Kinerja Industri Anjlok, Kemenperin Serukan Kebijakan Insentif Otomotif

0
61
Foto: Kemenperin

(Vibizmedia – Jakarta) Kementerian Perindustrian menilai industri otomotif nasional saat ini membutuhkan insentif untuk memperkuat ekosistem dari hulu hingga hilir. Kebijakan tersebut dinilai penting untuk menjaga tingkat utilisasi pabrik, melindungi investasi dan tenaga kerja dari risiko PHK, serta meningkatkan daya saing produk otomotif dalam negeri.

Meski penjualan kendaraan listrik (EV) mengalami lonjakan signifikan pada Oktober–Januari 2025, sebagian besar pertumbuhan tersebut berasal dari produk impor. Dari total penjualan EV tahun 2025 sebanyak 69.146 unit, sekitar 73% merupakan kendaraan impor, sehingga nilai tambah dan serapan tenaga kerjanya tidak dinikmati di dalam negeri. Sementara itu, penjualan segmen kendaraan non-EV yang diproduksi lokal—yang menjadi penopang utama industri otomotif nasional—terus merosot dan berada jauh di bawah kapasitas produksi tahunan.

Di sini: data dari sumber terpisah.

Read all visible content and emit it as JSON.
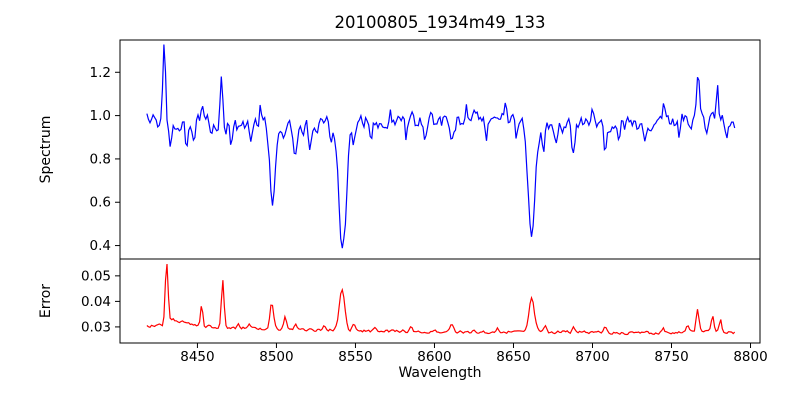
{
  "figure": {
    "title": "20100805_1934m49_133",
    "background_color": "#ffffff",
    "text_color": "#000000",
    "spine_color": "#000000",
    "grid": "off",
    "legend": "none"
  },
  "chart_data": [
    {
      "type": "line",
      "panel": "spectrum",
      "series_name": "spectrum",
      "line_color": "#0000ff",
      "ylabel": "Spectrum",
      "xlabel": "",
      "xlim": [
        8401,
        8806
      ],
      "ylim": [
        0.338,
        1.349
      ],
      "yticks": [
        0.4,
        0.6,
        0.8,
        1.0,
        1.2
      ],
      "ytick_labels": [
        "0.4",
        "0.6",
        "0.8",
        "1.0",
        "1.2"
      ],
      "show_xticks": false,
      "xticks": [],
      "xtick_labels": [],
      "x_start": 8418,
      "x_end": 8790,
      "n_points": 380,
      "noise_amp": 0.03,
      "seed": 20100805,
      "baseline_points": [
        [
          8418,
          0.985
        ],
        [
          8425,
          0.96
        ],
        [
          8440,
          0.965
        ],
        [
          8455,
          0.975
        ],
        [
          8470,
          0.945
        ],
        [
          8490,
          0.96
        ],
        [
          8510,
          0.945
        ],
        [
          8530,
          0.96
        ],
        [
          8550,
          0.965
        ],
        [
          8575,
          0.972
        ],
        [
          8600,
          0.975
        ],
        [
          8625,
          0.985
        ],
        [
          8650,
          0.98
        ],
        [
          8672,
          0.945
        ],
        [
          8690,
          0.955
        ],
        [
          8710,
          0.96
        ],
        [
          8730,
          0.965
        ],
        [
          8750,
          0.975
        ],
        [
          8768,
          0.98
        ],
        [
          8790,
          0.975
        ]
      ],
      "features": [
        [
          8429,
          0.35,
          0.9
        ],
        [
          8433,
          -0.13,
          0.8
        ],
        [
          8443,
          -0.09,
          0.8
        ],
        [
          8448,
          -0.08,
          0.7
        ],
        [
          8453,
          0.1,
          0.7
        ],
        [
          8459,
          -0.07,
          0.7
        ],
        [
          8465,
          0.23,
          0.8
        ],
        [
          8471,
          -0.07,
          0.7
        ],
        [
          8484,
          -0.11,
          0.9
        ],
        [
          8490,
          0.08,
          0.7
        ],
        [
          8497.5,
          -0.36,
          1.5
        ],
        [
          8505,
          -0.06,
          0.8
        ],
        [
          8512,
          -0.12,
          1.0
        ],
        [
          8521,
          -0.09,
          0.8
        ],
        [
          8535,
          -0.06,
          1.0
        ],
        [
          8542,
          -0.58,
          2.4
        ],
        [
          8549,
          -0.07,
          1.0
        ],
        [
          8560,
          -0.06,
          0.8
        ],
        [
          8572,
          0.07,
          0.7
        ],
        [
          8582,
          -0.07,
          0.8
        ],
        [
          8594,
          -0.08,
          0.8
        ],
        [
          8611,
          -0.13,
          1.1
        ],
        [
          8620,
          0.07,
          0.7
        ],
        [
          8633,
          -0.06,
          0.8
        ],
        [
          8645,
          0.08,
          0.7
        ],
        [
          8652,
          -0.07,
          0.7
        ],
        [
          8661.5,
          -0.52,
          2.2
        ],
        [
          8669,
          -0.09,
          0.9
        ],
        [
          8677,
          -0.06,
          0.8
        ],
        [
          8688,
          -0.14,
          1.1
        ],
        [
          8700,
          0.06,
          0.7
        ],
        [
          8708,
          -0.12,
          0.9
        ],
        [
          8717,
          -0.07,
          0.8
        ],
        [
          8733,
          -0.08,
          0.8
        ],
        [
          8745,
          0.07,
          0.7
        ],
        [
          8755,
          -0.06,
          0.7
        ],
        [
          8767,
          0.23,
          0.8
        ],
        [
          8772,
          -0.08,
          0.7
        ],
        [
          8779,
          0.15,
          0.7
        ],
        [
          8785,
          -0.07,
          0.7
        ]
      ],
      "key_points_summary": "Noisy continuum near 1.0 (0.93-1.05); emission-like spikes at 8429 (1.31), 8465 (1.20), 8767 (1.21), 8779 (1.13); absorption dips at 8497 (0.59), 8542 (0.38), 8661 (0.44), smaller dips at 8484, 8512, 8611, 8688, 8708 (~0.83-0.87)"
    },
    {
      "type": "line",
      "panel": "error",
      "series_name": "error",
      "line_color": "#ff0000",
      "ylabel": "Error",
      "xlabel": "Wavelength",
      "xlim": [
        8401,
        8806
      ],
      "ylim": [
        0.0237,
        0.0566
      ],
      "yticks": [
        0.03,
        0.04,
        0.05
      ],
      "ytick_labels": [
        "0.03",
        "0.04",
        "0.05"
      ],
      "show_xticks": true,
      "xticks": [
        8450,
        8500,
        8550,
        8600,
        8650,
        8700,
        8750,
        8800
      ],
      "xtick_labels": [
        "8450",
        "8500",
        "8550",
        "8600",
        "8650",
        "8700",
        "8750",
        "8800"
      ],
      "x_start": 8418,
      "x_end": 8790,
      "n_points": 380,
      "noise_amp": 0.0005,
      "seed": 1934049,
      "baseline_points": [
        [
          8418,
          0.0301
        ],
        [
          8424,
          0.031
        ],
        [
          8429,
          0.0306
        ],
        [
          8434,
          0.033
        ],
        [
          8442,
          0.0315
        ],
        [
          8452,
          0.0304
        ],
        [
          8462,
          0.03
        ],
        [
          8475,
          0.0296
        ],
        [
          8490,
          0.0293
        ],
        [
          8505,
          0.0291
        ],
        [
          8520,
          0.0288
        ],
        [
          8540,
          0.0287
        ],
        [
          8560,
          0.0284
        ],
        [
          8580,
          0.0283
        ],
        [
          8600,
          0.0281
        ],
        [
          8625,
          0.028
        ],
        [
          8650,
          0.028
        ],
        [
          8675,
          0.028
        ],
        [
          8700,
          0.0279
        ],
        [
          8720,
          0.0277
        ],
        [
          8740,
          0.0276
        ],
        [
          8758,
          0.028
        ],
        [
          8772,
          0.0284
        ],
        [
          8782,
          0.0282
        ],
        [
          8790,
          0.0277
        ]
      ],
      "features": [
        [
          8430.5,
          0.0235,
          0.9
        ],
        [
          8452.7,
          0.0085,
          0.7
        ],
        [
          8466,
          0.018,
          0.8
        ],
        [
          8476,
          0.002,
          0.7
        ],
        [
          8483,
          0.0015,
          0.7
        ],
        [
          8497,
          0.01,
          1.1
        ],
        [
          8505.5,
          0.0048,
          0.8
        ],
        [
          8512,
          0.002,
          0.8
        ],
        [
          8530,
          0.0012,
          0.8
        ],
        [
          8541.5,
          0.0158,
          1.7
        ],
        [
          8549,
          0.0028,
          1.0
        ],
        [
          8562,
          0.0015,
          0.8
        ],
        [
          8585,
          0.0015,
          0.8
        ],
        [
          8611,
          0.0032,
          1.0
        ],
        [
          8640,
          0.0015,
          0.8
        ],
        [
          8661.5,
          0.0138,
          1.7
        ],
        [
          8670,
          0.0025,
          0.9
        ],
        [
          8688,
          0.0022,
          0.9
        ],
        [
          8708,
          0.0018,
          0.8
        ],
        [
          8745,
          0.0015,
          0.7
        ],
        [
          8760,
          0.003,
          0.8
        ],
        [
          8766.5,
          0.0082,
          0.9
        ],
        [
          8776,
          0.0055,
          0.8
        ],
        [
          8781,
          0.0042,
          0.7
        ]
      ],
      "key_points_summary": "Error baseline ~0.030 declining to ~0.028; spikes at 8430 (0.054), 8453 (0.038), 8466 (0.048), 8497 (0.039), 8505 (0.034), 8542 (0.044), 8611 (0.031), 8661 (0.042), 8766 (0.037), 8776 (0.034)"
    }
  ]
}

“Tidak tepat jika menilai industri otomotif sedang kuat hanya berdasarkan pertumbuhan satu segmen pasar. Penurunan drastis penjualan kendaraan roda empat dalam negeri berbanding terbalik dengan kenaikan tajam penjualan EV impor. Ini adalah indikator objektif kondisi industri otomotif saat ini,” tegas Juru Bicara Kemenperin, Febri Hendri Antoni Arief, Minggu (30/11/2025).

Ia juga mengingatkan bahwa banyaknya pameran otomotif tidak dapat dijadikan tolok ukur kekuatan industri. Menurutnya, banyak pameran justru mencerminkan upaya industri mempertahankan permintaan di tengah melemahnya pasar domestik.

Data Gaikindo menunjukkan penurunan penjualan yang signifikan. Sepanjang Januari–Oktober 2025, penjualan mobil wholesales tercatat 634.844 unit atau turun 10,6% dibandingkan tahun sebelumnya. Penjualan retail pun turun 9,6% menjadi 660.659 unit. Kemenperin menegaskan bahwa insentif menjadi instrumen penting untuk memulihkan pasar sekaligus menjaga keberlanjutan industri.

Febri menambahkan, insentif otomotif tidak hanya memberikan ruang penurunan harga dan memperbaiki sentimen pasar, tetapi juga menjaga daya beli konsumen, terutama kelas menengah dan pembeli mobil pertama. Usulan Kemenperin diproyeksikan menyasar segmen menengah-bawah dan disesuaikan dengan tingkat kandungan dalam negeri (TKDN).

Data Ditjen ILMATE menunjukkan penjualan wholesales Januari–Oktober 2025 mencapai 635.844 unit, turun 10,6% dari tahun sebelumnya. Produksi kendaraan juga menurun menjadi 957.293 unit. Penurunan terdalam terjadi pada segmen yang menjadi tulang punggung produksi nasional—entry level, low segment, dan kendaraan komersial—masing-masing turun hingga 40%, 36%, dan 23%.

Menurut Febri, pelemahan serentak di berbagai segmen berpotensi menekan utilisasi pabrik, menurunkan investasi, serta mengancam keberlangsungan industri komponen. Tanpa intervensi kebijakan, kondisi ini berisiko memperburuk struktur industri.

Dukungan dari Komunitas Otomotif

Rencana insentif ini mendapat dukungan dari berbagai komunitas otomotif. Founder X-MOC, Sonny Eka Putra, menilai insentif perlu diarahkan kepada segmen menengah ke bawah agar tepat sasaran. Ia mencontohkan bahwa kendaraan hybrid—yang umumnya lebih mahal—lebih wajar jika tidak menerima insentif.

Ketua Dewan Pengawas Calsic, Ryan Cayo, menegaskan bahwa insentif bukan sekadar “diskon” bagi industri, tetapi stimulus untuk menjaga daya beli dan memastikan ekosistem otomotif tetap bergerak. Kebijakan yang tidak konsisten, menurutnya, justru menimbulkan keraguan baik bagi pelaku industri maupun konsumen.

Hal tersebut juga dirasakan di pasar mobil bekas. Pemilik Indigo Auto, Yudy Budiman, menyebutkan bahwa ketidakpastian insentif membuat banyak konsumen menunda pembelian, sehingga terjadi penurunan transaksi sekitar 10–20%.